Shiga Toxin Gene PCR: Purpose in Patient Diagnosis
Shiga toxin gene PCR is a molecular diagnostic test used to detect the presence of stx1 and stx2 genes in patient specimens for the diagnosis of Shiga toxin-producing Escherichia coli (STEC) infections, which can cause severe complications including hemolytic uremic syndrome and death. 1
Test Characteristics and Clinical Application
Technical Aspects
- The test detects the genes encoding Shiga toxins (stx1 and stx2) through polymerase chain reaction (PCR)
- PCR assays can distinguish between stx1 and stx2 genes depending on the primers used 1
- Most PCR assays are designed for testing isolated colonies from plated media, though some are validated for testing stool specimens subcultured to enrichment broth (18-24 hours incubation) 1
- Testing time ranges from 3 hours (for isolated colonies) to 24-36 hours (for specimens requiring enrichment) 1
Clinical Significance
- STEC detection is critical as these pathogens can cause:
- Hemorrhagic colitis
- Hemolytic uremic syndrome (HUS)
- Significant morbidity and mortality, especially in children and the elderly
Advantages Over Other Methods
- PCR can detect both O157 and non-O157 STEC strains, which is important as non-O157 strains account for a significant portion of STEC infections 2
- More sensitive than traditional culture methods for detecting STEC
- Can distinguish between stx1 and stx2 genes, with stx2 being associated with more severe disease outcomes 1
- Faster than traditional culture methods which may take several days
Important Limitations and Considerations
Regulatory Status
- DNA-based Shiga toxin gene detection is not FDA-approved for diagnosis of human STEC infections by clinical laboratories 1
- Public health laboratories may use this technique for confirmatory testing after internal validation 1
- Clinical laboratories using PCR assays must:
- Establish performance specifications as required by CLIA
- Include disclaimers on reports stating the test is not FDA-approved 1
Technical Limitations
- PCR on DNA extracted directly from whole stool specimens is not recommended due to low sensitivity 1
- No commercially available proficiency testing programs exist in the US for PCR assays targeting Shiga toxin genes 1
- False negatives may occur with low bacterial counts in specimens 3
Best Practices for STEC Testing
Recommended Testing Algorithm
- Culture stool specimens on selective media AND perform Shiga toxin testing
- For PCR testing:
- Use isolated colonies or enrichment broth cultures (not direct stool)

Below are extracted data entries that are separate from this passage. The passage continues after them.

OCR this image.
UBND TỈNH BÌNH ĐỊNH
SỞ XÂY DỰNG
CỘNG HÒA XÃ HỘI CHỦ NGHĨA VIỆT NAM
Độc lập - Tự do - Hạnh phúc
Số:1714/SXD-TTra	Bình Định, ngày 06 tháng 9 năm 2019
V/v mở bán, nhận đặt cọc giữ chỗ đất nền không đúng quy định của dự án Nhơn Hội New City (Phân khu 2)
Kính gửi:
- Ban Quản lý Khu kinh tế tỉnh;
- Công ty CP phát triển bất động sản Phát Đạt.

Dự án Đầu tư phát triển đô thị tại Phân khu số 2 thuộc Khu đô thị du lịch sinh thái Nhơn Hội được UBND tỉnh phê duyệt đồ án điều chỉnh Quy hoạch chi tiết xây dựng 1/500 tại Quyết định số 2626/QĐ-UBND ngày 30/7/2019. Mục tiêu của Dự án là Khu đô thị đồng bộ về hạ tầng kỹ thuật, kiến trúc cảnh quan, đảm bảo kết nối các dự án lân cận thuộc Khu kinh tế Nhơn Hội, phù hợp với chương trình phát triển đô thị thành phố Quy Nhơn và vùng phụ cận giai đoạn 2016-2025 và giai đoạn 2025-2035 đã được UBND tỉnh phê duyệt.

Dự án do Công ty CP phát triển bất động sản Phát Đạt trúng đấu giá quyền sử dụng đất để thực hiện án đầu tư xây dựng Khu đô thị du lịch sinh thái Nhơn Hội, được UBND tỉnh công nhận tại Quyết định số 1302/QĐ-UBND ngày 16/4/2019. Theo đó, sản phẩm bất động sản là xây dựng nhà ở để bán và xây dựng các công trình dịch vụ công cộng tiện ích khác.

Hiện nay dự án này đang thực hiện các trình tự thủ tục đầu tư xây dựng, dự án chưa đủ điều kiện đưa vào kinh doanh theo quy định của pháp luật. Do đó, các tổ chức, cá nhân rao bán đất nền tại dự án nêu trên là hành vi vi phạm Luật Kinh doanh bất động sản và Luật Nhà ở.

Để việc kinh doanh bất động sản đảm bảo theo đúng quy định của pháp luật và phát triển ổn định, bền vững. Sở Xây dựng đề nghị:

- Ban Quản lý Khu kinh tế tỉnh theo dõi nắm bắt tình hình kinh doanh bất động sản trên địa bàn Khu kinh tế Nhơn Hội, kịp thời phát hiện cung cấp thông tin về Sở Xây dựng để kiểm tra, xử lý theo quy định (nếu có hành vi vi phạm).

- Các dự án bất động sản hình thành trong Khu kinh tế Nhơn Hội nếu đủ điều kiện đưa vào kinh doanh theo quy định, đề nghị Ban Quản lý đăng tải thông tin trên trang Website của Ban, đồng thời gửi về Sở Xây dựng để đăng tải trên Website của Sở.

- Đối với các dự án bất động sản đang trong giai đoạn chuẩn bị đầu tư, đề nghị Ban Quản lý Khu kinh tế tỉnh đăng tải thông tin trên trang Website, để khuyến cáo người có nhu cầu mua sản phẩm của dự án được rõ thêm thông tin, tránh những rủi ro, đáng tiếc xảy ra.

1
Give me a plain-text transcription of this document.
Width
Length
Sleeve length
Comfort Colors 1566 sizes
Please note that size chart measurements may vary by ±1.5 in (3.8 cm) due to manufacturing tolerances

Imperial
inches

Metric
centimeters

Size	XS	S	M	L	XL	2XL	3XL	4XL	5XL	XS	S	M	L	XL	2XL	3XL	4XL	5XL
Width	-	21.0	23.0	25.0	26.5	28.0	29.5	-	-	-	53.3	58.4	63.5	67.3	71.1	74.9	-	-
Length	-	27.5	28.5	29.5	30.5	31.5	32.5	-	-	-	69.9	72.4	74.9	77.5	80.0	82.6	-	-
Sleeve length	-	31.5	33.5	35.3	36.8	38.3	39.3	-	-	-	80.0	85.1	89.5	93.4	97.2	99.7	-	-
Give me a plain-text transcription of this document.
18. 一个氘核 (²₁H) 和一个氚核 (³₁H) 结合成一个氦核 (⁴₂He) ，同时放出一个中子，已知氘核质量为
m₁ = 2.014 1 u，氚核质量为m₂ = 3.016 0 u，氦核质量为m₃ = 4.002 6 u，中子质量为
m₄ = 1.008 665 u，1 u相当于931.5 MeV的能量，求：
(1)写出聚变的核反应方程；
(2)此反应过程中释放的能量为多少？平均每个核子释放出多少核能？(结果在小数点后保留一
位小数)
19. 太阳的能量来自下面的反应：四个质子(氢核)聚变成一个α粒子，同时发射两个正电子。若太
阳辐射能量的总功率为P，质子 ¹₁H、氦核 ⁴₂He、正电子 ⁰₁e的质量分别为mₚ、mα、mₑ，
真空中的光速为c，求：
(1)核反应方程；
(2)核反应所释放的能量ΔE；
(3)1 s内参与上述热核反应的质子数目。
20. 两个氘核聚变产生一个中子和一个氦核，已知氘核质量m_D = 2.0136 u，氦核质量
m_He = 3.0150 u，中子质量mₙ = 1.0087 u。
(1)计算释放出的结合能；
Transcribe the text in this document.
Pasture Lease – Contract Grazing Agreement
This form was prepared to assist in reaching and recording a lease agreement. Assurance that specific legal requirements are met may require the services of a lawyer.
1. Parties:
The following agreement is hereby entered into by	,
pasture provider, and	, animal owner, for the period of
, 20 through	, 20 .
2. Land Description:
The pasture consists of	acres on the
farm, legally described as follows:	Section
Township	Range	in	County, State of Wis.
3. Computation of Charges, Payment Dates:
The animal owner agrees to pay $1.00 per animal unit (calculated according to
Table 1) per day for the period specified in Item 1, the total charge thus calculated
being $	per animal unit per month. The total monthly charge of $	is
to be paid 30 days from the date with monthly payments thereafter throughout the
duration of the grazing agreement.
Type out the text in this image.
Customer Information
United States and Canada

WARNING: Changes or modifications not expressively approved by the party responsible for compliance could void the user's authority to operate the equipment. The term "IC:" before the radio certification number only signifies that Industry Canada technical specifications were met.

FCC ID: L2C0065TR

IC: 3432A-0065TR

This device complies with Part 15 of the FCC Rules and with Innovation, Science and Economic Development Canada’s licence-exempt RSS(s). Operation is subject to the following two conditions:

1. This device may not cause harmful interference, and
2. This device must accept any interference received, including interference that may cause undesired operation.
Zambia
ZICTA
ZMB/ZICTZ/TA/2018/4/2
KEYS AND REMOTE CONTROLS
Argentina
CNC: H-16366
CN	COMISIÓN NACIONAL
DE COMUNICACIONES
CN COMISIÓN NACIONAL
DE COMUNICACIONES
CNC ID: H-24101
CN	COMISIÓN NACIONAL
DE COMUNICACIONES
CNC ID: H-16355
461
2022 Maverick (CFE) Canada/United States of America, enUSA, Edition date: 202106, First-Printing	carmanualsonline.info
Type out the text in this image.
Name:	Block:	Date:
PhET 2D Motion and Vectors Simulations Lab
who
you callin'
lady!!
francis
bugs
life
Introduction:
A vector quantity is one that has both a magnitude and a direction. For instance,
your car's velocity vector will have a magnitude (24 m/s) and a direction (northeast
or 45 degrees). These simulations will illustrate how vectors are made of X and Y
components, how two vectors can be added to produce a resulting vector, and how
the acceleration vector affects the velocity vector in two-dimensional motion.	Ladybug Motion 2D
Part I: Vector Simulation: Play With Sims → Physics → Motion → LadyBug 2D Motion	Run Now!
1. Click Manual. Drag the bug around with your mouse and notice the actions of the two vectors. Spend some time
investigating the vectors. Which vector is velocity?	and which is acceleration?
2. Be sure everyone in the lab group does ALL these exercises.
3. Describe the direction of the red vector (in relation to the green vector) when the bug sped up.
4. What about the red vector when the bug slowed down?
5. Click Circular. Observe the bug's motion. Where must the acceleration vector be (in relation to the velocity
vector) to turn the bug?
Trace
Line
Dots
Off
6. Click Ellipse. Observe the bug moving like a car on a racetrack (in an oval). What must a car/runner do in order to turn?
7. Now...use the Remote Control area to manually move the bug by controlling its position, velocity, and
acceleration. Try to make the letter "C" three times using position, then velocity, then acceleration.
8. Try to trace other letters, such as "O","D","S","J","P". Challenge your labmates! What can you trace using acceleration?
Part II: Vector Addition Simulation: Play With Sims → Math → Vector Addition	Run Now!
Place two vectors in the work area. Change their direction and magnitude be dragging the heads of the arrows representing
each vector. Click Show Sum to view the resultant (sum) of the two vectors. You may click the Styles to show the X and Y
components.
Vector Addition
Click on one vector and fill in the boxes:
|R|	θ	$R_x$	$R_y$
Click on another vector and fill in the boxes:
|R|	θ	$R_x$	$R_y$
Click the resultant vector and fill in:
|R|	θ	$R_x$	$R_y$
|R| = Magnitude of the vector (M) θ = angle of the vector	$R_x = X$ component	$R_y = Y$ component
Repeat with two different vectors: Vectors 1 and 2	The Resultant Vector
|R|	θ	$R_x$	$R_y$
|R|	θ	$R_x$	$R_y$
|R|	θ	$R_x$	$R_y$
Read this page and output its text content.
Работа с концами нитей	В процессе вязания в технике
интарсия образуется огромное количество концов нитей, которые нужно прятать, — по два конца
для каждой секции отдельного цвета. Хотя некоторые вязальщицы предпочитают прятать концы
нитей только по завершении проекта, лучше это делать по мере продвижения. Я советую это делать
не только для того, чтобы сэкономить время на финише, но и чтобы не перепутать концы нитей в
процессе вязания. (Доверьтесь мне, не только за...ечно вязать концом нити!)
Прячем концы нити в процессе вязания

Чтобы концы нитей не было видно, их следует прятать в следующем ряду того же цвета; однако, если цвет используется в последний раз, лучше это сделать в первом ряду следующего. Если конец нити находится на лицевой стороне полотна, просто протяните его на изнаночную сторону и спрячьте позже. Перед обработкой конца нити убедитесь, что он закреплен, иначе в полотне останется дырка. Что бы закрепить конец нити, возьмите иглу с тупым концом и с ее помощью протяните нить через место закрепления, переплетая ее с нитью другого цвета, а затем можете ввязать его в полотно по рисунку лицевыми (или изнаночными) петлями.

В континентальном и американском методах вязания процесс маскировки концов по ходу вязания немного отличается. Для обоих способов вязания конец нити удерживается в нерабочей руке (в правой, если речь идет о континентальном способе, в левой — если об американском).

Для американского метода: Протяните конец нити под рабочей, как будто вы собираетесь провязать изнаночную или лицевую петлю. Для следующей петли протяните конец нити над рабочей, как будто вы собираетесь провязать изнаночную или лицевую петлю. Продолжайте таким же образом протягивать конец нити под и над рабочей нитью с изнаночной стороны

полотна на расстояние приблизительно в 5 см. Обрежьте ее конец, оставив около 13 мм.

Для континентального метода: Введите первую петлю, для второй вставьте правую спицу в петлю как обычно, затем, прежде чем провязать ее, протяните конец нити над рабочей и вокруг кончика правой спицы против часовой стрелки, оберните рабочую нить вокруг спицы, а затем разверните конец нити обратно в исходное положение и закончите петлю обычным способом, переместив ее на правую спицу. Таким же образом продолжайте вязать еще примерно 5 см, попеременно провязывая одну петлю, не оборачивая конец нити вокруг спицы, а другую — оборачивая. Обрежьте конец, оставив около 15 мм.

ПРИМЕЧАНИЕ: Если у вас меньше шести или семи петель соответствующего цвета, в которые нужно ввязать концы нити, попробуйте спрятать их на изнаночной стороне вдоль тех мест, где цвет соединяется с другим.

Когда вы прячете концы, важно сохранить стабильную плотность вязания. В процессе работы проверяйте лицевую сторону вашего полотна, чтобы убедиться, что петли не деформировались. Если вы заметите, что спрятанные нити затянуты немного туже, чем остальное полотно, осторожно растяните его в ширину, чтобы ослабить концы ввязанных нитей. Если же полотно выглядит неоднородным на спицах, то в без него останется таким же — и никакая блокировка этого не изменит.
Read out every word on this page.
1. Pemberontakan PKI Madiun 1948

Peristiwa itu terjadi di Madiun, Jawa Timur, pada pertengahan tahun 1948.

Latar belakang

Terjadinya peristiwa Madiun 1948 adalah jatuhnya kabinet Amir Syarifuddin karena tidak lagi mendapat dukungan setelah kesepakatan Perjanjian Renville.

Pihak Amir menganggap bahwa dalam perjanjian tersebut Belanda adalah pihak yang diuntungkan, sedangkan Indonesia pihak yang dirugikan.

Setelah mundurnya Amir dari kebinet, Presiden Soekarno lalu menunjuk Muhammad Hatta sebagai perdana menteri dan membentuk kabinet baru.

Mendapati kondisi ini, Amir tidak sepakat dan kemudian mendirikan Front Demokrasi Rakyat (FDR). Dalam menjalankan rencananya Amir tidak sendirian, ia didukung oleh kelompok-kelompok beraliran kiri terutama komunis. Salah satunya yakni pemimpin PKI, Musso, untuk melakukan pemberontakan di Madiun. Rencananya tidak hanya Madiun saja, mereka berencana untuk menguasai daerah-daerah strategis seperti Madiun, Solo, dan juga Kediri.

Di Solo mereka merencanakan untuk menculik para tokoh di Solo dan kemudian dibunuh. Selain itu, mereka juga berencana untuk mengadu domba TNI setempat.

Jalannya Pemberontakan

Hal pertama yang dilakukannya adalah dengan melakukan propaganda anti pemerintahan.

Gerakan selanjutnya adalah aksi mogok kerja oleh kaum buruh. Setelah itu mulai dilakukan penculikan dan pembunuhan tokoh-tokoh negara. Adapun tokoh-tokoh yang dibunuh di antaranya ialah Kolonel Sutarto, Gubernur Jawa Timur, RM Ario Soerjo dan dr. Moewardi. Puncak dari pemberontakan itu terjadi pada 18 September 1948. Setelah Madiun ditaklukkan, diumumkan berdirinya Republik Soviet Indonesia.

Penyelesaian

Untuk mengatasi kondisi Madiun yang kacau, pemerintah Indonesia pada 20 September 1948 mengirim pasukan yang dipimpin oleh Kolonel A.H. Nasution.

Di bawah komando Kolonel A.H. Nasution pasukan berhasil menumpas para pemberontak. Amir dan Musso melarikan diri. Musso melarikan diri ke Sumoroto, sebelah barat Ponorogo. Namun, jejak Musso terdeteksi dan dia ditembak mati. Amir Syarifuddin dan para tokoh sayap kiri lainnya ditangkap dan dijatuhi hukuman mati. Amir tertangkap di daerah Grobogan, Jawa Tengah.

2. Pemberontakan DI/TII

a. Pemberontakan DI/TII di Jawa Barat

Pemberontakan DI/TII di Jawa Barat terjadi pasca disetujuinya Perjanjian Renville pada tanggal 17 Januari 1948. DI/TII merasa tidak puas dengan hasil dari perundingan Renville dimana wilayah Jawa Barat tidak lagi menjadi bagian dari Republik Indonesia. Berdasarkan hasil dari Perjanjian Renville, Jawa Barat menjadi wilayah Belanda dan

- Ensure the assay can detect both stx1 and stx2 genes 1
- Forward positive specimens to public health laboratories for confirmation and further characterization
Critical Actions
- Immediately report positive results to the treating clinician and public health officials 1
- Forward positive specimens or enrichment broths to public health laboratories for isolation and additional characterization 1
- Ensure proper specimen collection and handling to maximize detection
Emerging Technologies
- Newer multiplex PCR assays can simultaneously detect:
- stx1 and stx2 genes
- eae gene (encoding intimin)
- O-antigen specific genes for serogroup identification 4
- Immuno-PCR methods combining antibody capture and DNA amplification can detect as little as 10 pg/ml of purified Stx2, compared to 1 ng/ml by conventional EIA 3
- Quantitative PCR (qPCR) assays have been developed that can detect all known stx gene subtypes in a single reaction 5
By implementing appropriate molecular diagnostic testing for STEC, clinicians can rapidly identify infected patients, initiate appropriate management, and prevent complications that contribute to significant morbidity and mortality.